ヘビメタ好きの元実業家であるジョコと76歳の宗教家の組み合わせは実に奇妙だ。ジョコは13~14日にジャカルタのスタジアムでロックコンサートのような選挙集会を開催したが、締めくくりにはマアルフが登場し、観客に祈りへの参加を求めた。

マアルフがインドネシア政府の最高レベルにいることが、2期目のジョコ政権に与える影響は未知数だ。だが陣営がイスラムの政治勢力を取り込んだことは、イスラム教徒が過半数を占める他国の傾向と歩調を合わせている。

エジプトやトルコのようなイスラム教徒が主流の国とインドネシアは構造的な類似性がある。それは、20世紀半ばまたは後半の世俗的権威主義が、長期にわたって抑圧されたイスラム教の活性化をもたらしたことだ。これら全ての場所で、イスラム主義が発言力を増している。

民主主義体制だからこそ

しかしこれは選挙を経た民主主義の結果だ。「この国で起きていることのいくつかはよくないことだし悩ましいが、多くの点でそれは民主主義の産物だ」と、ブルッキングズ研究所のシャディ・ハミドは言う。「民主主義は国民の感情を反映することを意味する。

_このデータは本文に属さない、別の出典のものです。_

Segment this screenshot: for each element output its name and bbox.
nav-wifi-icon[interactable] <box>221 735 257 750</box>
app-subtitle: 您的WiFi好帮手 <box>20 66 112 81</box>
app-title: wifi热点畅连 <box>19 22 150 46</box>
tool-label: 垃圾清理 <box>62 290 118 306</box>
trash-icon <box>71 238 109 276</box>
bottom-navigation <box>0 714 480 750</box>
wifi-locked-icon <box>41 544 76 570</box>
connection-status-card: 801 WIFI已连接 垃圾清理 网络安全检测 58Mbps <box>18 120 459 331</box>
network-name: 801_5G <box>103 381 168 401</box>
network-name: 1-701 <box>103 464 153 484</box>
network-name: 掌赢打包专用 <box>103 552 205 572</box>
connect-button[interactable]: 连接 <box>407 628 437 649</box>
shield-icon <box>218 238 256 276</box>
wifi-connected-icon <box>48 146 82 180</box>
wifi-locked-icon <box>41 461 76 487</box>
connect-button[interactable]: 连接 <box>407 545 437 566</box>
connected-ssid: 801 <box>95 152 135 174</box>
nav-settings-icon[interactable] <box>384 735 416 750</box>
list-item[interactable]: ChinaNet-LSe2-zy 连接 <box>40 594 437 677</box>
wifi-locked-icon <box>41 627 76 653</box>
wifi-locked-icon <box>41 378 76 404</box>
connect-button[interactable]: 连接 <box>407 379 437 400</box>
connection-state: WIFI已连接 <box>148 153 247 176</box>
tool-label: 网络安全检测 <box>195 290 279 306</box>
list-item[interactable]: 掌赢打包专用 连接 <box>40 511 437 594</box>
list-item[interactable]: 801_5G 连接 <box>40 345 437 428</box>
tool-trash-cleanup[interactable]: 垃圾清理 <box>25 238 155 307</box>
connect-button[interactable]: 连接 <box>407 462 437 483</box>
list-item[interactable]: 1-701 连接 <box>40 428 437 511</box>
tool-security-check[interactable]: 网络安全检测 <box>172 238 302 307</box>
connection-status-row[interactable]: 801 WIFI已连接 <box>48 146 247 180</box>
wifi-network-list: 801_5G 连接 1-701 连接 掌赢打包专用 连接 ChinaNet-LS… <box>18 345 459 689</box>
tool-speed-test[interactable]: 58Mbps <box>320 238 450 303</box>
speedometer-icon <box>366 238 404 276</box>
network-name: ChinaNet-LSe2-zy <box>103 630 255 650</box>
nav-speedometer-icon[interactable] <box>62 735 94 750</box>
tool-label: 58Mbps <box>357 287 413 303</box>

インドネシア国民は一般に、イスラム教が国民生活の中で大きな役割を果たすことを良くも悪くも支持している。民主化とイスラム化は密接に関連していることが多い」

彼はインドネシアにおけるアイデンティティー政治の台頭を、より大きな地政学的トレンドと捉え、「民主主義的競争が政策志向でも実務志向でもなくなり、アイデンティティーや文化、宗教の問題にどんどんのめり込んでいる」と考える。



スタジアムでの選挙集会にアホック追放デモの参加者がたくさんいたことからすると、ジョコの賭けは成功したといえるだろう。「マアルフ・アミンはジョコ陣営に活気をもたらした」と言ったのは、17年にはアホック追放デモに参加し、今回の選挙ではジョコに投票したという労働者のボイ・パクだ。